Le mal est à l’amour ce qu’est le mystère à l’intelligence. Comme le mystère contraint la vertu de foi à être surnaturelle, de même le mal pour la vertu de charité. Et essayer de trouver des compensations, des justifications au mal est aussi nuisible pour a charité que d’essayer d’exposer le contenu des mystères sur le plan de l’intelligence humaine.

Discours d’Ivan dans les Karamazov : « Quand même cette immense fabrique apporterait les plus extraordinaires merveilles et ne coûterait qu’une seule larme d’un seul enfant, moi je refuse. »

J’adhère complètement à ce sentiment. Aucun motif, quel qu’il soit, qu’on puisse me donner pour compenser une larme d’un enfant ne peut me faire accepter cette larme.

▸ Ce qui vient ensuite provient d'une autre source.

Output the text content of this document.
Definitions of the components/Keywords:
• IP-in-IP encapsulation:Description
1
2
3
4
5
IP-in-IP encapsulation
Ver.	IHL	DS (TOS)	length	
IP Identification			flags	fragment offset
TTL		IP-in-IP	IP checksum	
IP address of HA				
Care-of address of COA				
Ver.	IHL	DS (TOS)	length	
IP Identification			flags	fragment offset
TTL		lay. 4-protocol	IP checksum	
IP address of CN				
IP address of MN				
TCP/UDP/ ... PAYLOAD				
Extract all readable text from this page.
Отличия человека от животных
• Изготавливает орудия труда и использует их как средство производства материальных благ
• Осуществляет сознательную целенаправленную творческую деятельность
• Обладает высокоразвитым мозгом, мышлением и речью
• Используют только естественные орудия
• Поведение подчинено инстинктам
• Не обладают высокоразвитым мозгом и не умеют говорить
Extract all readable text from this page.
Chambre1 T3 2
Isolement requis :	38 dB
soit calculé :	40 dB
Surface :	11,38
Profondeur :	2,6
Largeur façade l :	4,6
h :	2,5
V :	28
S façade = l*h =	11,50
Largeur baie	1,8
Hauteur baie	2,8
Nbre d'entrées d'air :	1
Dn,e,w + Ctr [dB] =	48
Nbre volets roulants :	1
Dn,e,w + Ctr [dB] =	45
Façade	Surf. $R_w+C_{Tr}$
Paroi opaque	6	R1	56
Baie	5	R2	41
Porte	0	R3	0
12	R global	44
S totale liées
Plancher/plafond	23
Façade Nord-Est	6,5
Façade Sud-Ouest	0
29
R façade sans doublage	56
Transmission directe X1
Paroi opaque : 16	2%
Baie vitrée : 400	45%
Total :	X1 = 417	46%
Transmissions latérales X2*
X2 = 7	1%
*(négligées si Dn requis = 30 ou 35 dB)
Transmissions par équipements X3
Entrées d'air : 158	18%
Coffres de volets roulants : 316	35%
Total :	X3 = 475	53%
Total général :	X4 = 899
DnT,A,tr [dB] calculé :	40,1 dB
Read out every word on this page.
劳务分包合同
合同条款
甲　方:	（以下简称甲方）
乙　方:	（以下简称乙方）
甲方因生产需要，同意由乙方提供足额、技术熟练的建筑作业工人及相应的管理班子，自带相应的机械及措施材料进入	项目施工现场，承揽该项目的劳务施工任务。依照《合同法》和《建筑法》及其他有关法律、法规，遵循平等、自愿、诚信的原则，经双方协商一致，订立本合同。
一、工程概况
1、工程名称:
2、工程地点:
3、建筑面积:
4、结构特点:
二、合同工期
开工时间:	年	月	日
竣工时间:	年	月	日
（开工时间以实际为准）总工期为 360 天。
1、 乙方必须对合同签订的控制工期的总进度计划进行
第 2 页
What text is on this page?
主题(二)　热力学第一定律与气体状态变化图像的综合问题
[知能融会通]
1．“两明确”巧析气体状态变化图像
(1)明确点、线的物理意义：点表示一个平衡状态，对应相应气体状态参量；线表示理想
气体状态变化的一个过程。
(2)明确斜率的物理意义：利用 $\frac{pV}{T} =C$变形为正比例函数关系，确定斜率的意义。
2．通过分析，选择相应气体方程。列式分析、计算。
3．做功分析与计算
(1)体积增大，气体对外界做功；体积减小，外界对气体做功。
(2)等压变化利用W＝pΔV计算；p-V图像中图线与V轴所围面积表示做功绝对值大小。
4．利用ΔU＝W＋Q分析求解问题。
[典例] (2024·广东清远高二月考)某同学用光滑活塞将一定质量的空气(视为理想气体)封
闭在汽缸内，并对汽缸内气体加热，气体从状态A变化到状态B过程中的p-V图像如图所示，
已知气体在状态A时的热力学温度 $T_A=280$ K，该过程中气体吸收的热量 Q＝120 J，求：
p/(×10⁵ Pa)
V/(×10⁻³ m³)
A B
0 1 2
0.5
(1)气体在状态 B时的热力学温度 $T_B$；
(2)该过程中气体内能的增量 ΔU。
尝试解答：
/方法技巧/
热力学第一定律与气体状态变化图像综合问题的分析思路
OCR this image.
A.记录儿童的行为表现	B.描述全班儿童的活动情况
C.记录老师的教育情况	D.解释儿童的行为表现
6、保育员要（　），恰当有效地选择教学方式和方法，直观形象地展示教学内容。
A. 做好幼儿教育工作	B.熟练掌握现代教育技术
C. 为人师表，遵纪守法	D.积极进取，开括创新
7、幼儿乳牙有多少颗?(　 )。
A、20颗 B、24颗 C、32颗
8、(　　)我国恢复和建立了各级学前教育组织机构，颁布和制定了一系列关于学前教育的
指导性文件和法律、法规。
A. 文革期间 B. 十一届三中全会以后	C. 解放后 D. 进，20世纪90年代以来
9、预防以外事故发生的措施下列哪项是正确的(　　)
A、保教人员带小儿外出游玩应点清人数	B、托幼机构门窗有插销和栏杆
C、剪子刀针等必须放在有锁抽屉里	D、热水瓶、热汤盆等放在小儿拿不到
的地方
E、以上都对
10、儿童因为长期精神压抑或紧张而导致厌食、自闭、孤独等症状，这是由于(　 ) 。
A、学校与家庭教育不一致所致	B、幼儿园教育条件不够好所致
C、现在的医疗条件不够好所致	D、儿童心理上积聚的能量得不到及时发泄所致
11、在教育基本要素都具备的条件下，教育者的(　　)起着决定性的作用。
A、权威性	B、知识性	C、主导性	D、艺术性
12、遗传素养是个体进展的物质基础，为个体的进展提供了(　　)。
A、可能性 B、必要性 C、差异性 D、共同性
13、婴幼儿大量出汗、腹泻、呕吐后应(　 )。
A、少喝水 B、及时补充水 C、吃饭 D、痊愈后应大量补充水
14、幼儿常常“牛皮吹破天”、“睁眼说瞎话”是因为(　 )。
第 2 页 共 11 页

Aucun absolument que l’intelligence puisse concevoir. Un seul, mais qui n’est intelligible qu’à l’amour surnaturel : Dieu l’a voulu. Et pour ce motif-là, j’accepterais aussi bien un monde qui ne serait que mal qu’une larme d’enfant.

L’agonie est la suprême nuit obscure dont même les parfaits ont besoin pour la pureté absolue, et pour cela il vaut mieux qu’elle soit amère.